Written Answers. - Tax Reliefs.

Róisín Shortall


104 Ms Shortall asked the Minister for Finance if his attention has been drawn to the absence of tax relief for couples who are both disabled; if, in view of the tax provisions for parents who have a disabled child, he will give consideration to the introduction of similar relief where both members of a married couple are disabled in view of the substantial additional living costs which they incur; and if he will make a statement on the matter. [15180/02]

The incapacitated child tax credit of €500 per annum, to which I assume the Deputy refers in her question, is a long-standing relief under the income tax code which recognises the particular expenses involved for parents in taking care of a child who is permanently incapacitated by reason of mental or physical infirmity. I will outline a number of reliefs other than the incapacitated child tax credit which may be of benefit to married couples where both spouses are disabled.
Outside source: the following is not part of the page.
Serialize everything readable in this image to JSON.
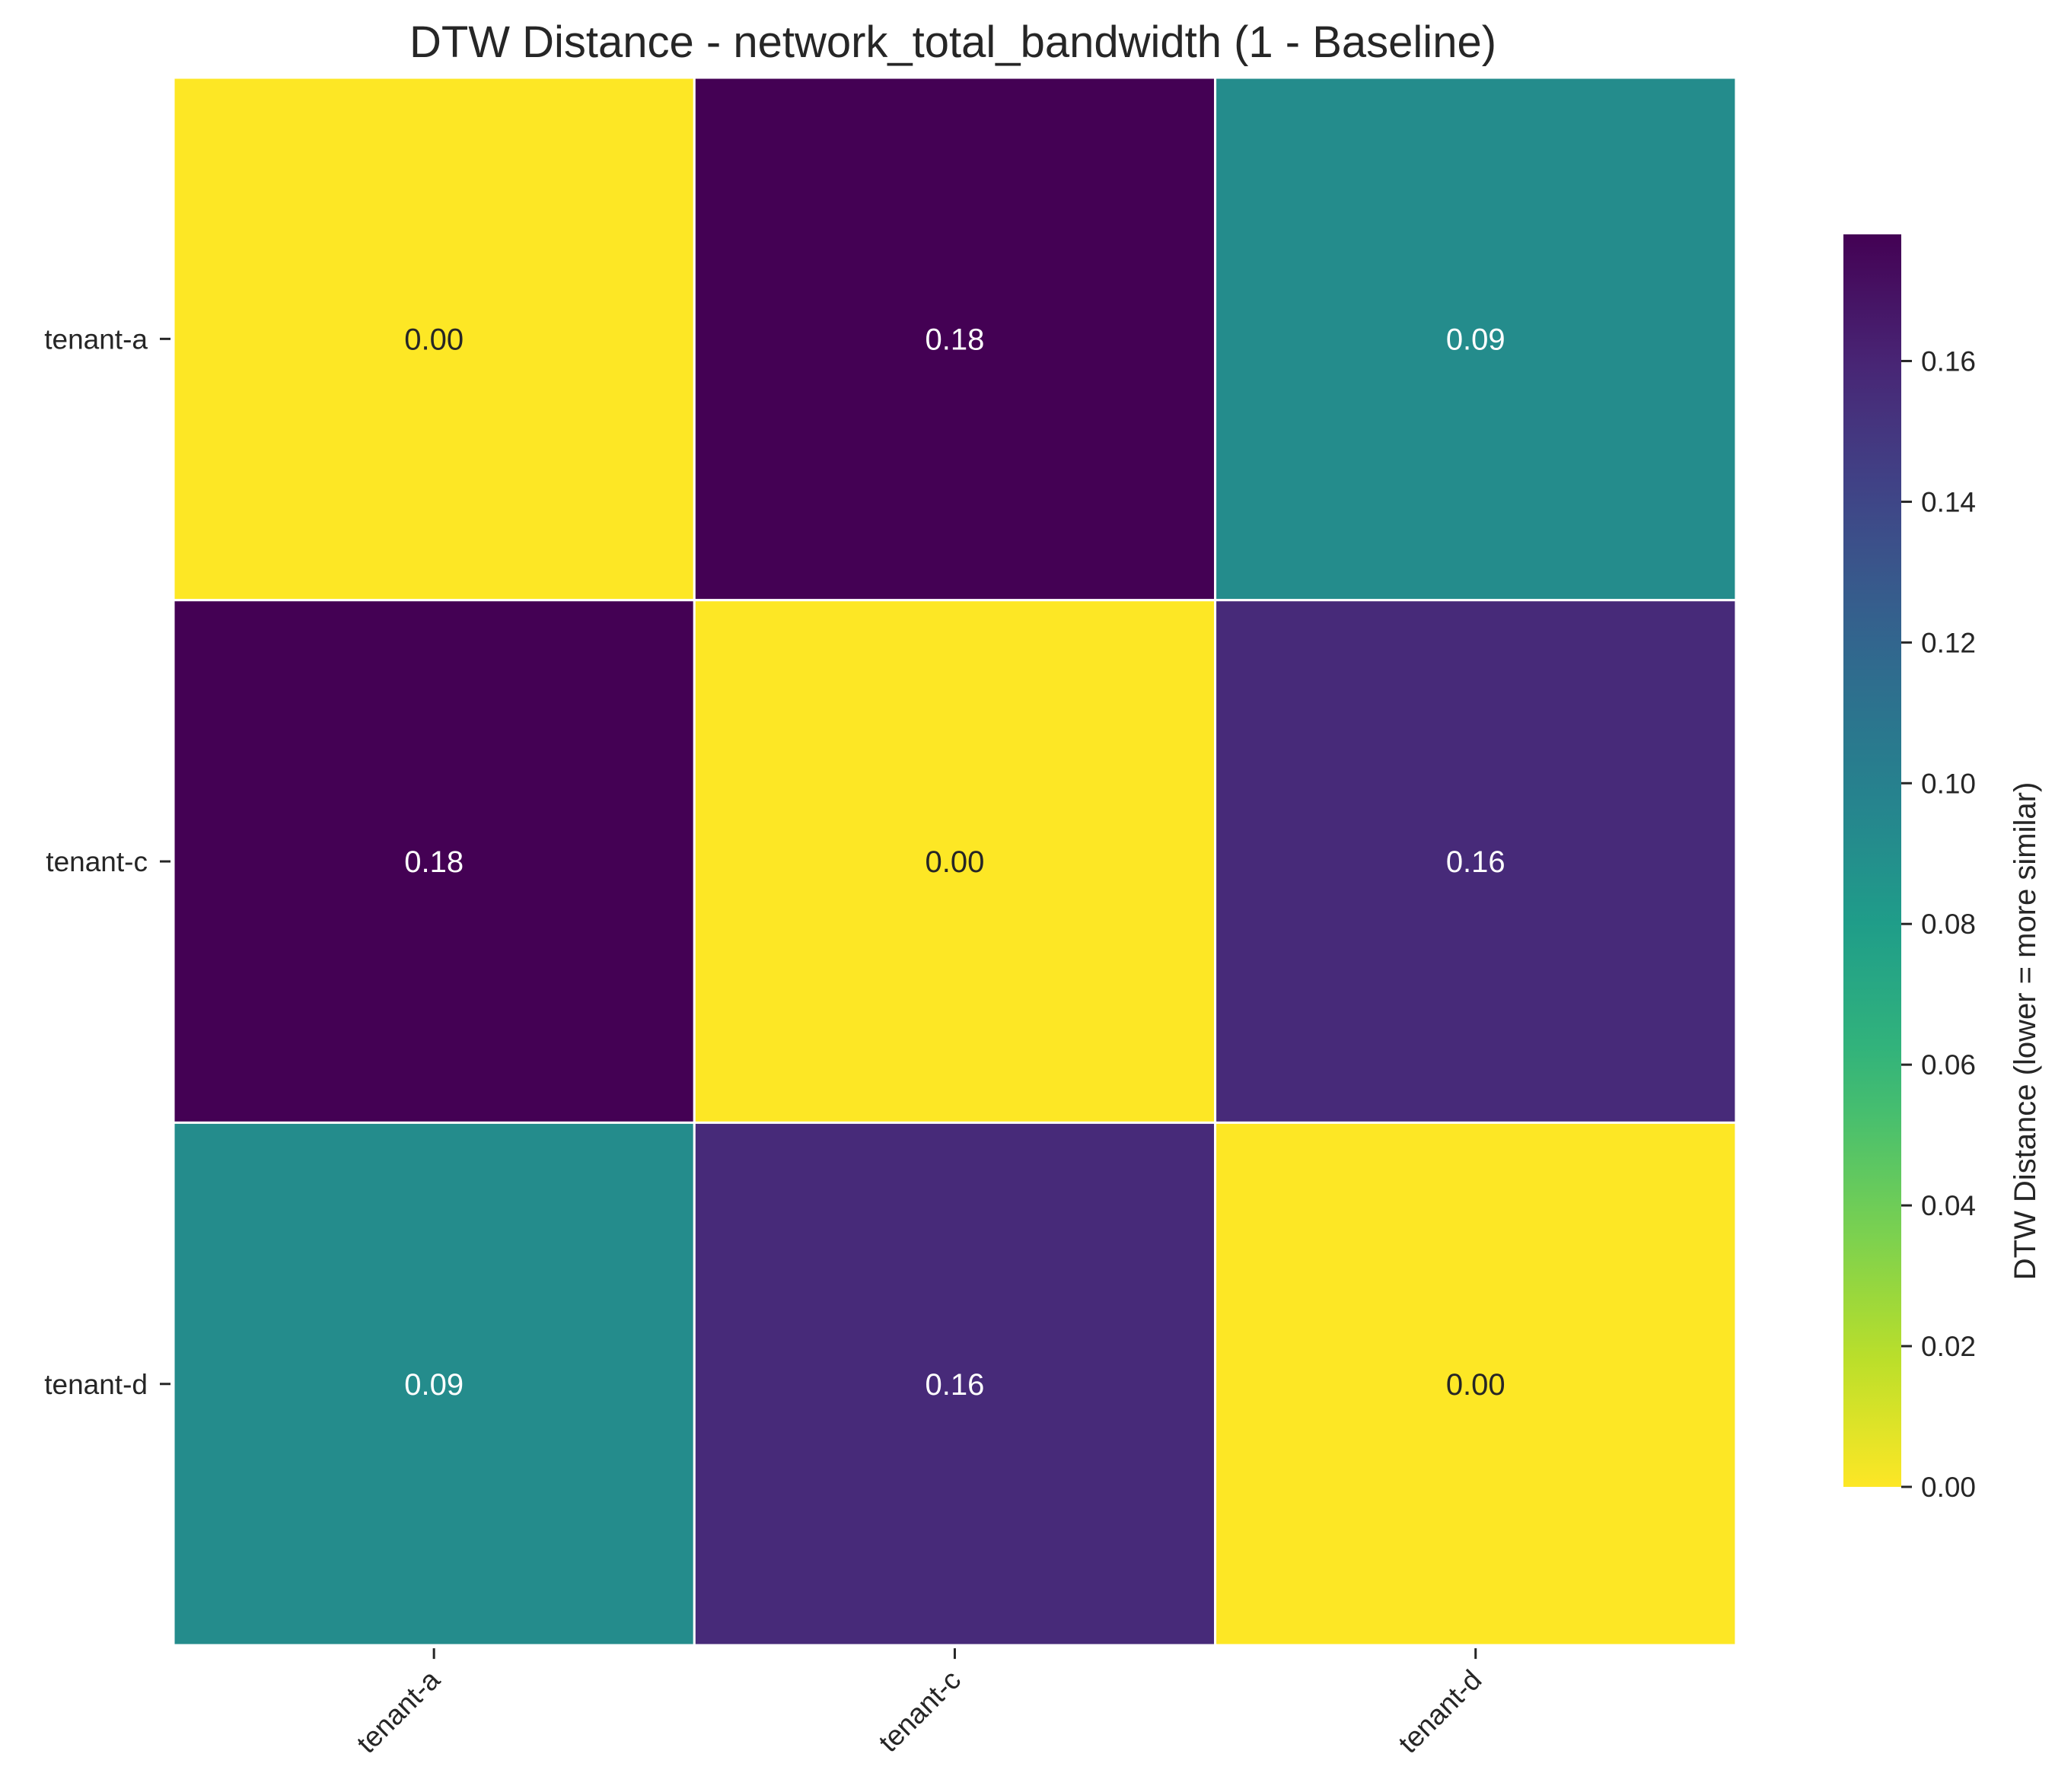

Section 469 of the Taxes Consolidation Act, 1997, provides for tax relief at the marginal rate in respect a defined range of health expenses which are otherwise not reimbursed. Prior to the Finance Act, 2002, claims could only be made by an individual in respect of his-her own expenses, or expenses met for a dependent relative or child who is not a relative but is being maintained by the individual. In the Finance Act, 2002, I extended this relief to allow an individual to make a claim in respect of expenses met for a wider range of relatives and for other individuals, whether they are relatives or not, aged 65 or over or who are permanently incapacitated.

Section 468 of the Tax Consolidation Act, 1997, provides for a blind person's tax credit, which in the current tax year amounts to €800 in the case of a single person and €1,600 where a person and his or her spouse are both blind. The definition of a blind person for the purposes of the credit is set out in section 468 of the Act.

Under section 446 of the Taxes Consolidation Act, 1997, and subject to certain conditions as set out in that section, an individual may claim the dependent relative tax credit – currently €60 per annum – if he-she maintains at his-her own expense a relative of a claimant, or of the claimant's spouse, incapacitated by old age or infirmity from maintaining himself or herself, or the widowed father or widowed mother of the claimant or of the claimant's spouse, whether incapacitated or not, or a son or daughter of the claimant who resides with the claimant and on whose services the claimant, by reason of old age or infirmity, is compelled to depend.

Under section 467 of the Taxes Consolidation Act, 1997, a tax allowance may be claimed by an individual at his-her marginal rate for the cost of employing a person to care for a family member who is incapacitated. In this year's budget, I increased significantly the ceiling on the amount that may be claimed under this relief from €12,700 per annum to €30,000 per annum. The increase took effect from 1 January.
Tax relief is available for covenants to individuals in certain limited circumstances. Covenants to individuals aged over 65 qualify for tax relief to the extent that the amount covenanted does not exceed 5% of the total income of the payer. This restriction includes covenants by children in favour of their elderly parents. There is no limit on tax relief for covenants to adults, including elderly parents, who are permanently incapacitated by reason of mental or physical infirmity.
There are also two situations where a refund of DIRT paid is provided. Couples where one spouse is over 65 are entitled to a refund of DIRT if their income is below the income tax exemption thresholds. Couples of any age, where one spouse is incapacitated due to permanent ill health, are entitled to a refund of DIRT paid if their income is below the income tax exemption thresholds. In this year's budget, I increased the exemption limits for over 65s to €13,000 single or €26,000 married: any income up to this limit is free from tax.
The disabled drivers' scheme, details of which are set out in the Disabled Drivers and Disabled Passenger (Tax Concessions) Regulations, 1994, provides valuable benefits to those severely and permanently disabled persons who qualify under its terms. Under the scheme, a new car may be purchased every two years free of VAT and vehicle registration tax, subject to certain monetary and engine size limits. In addition, the annual road tax is not charged and the qualifying person is eligible for the provision per annum of 2,728 litres of motor fuel free of excise duty.
The Value-Added Tax Act, 1972, provides for the application of a zero rate of VAT on a limited range of medical equipment and appliances, such as hearing aids. Certain disabled persons may be entitled to a refund of VAT for certain equipment under the VAT (Refund of Tax) Order (No. 15) 1981. Income arising from the investment of compensation payments made by the courts to those who are permanently incapacitated is free from income tax. There is a special exemption from income tax in respect of income derived from leases for incapacitated farmers who by reason of mental or physical infirmity are unable to carry on a trade of farming.
Having regard to the foregoing, I have no plans at present to extend the range of reliefs available to include a specific relief for married couples where both spouses are disabled. As the Deputy will appreciate, I receive numerous requests, many from very worthwhile causes, for the introduction of new reliefs or the extension of existing ones. Tax reliefs by their very nature reduce the tax base and make general reform of the tax system much more difficult. Government policy in recent years has resulted in significant reductions in the burden of taxation which has benefited all taxpayers.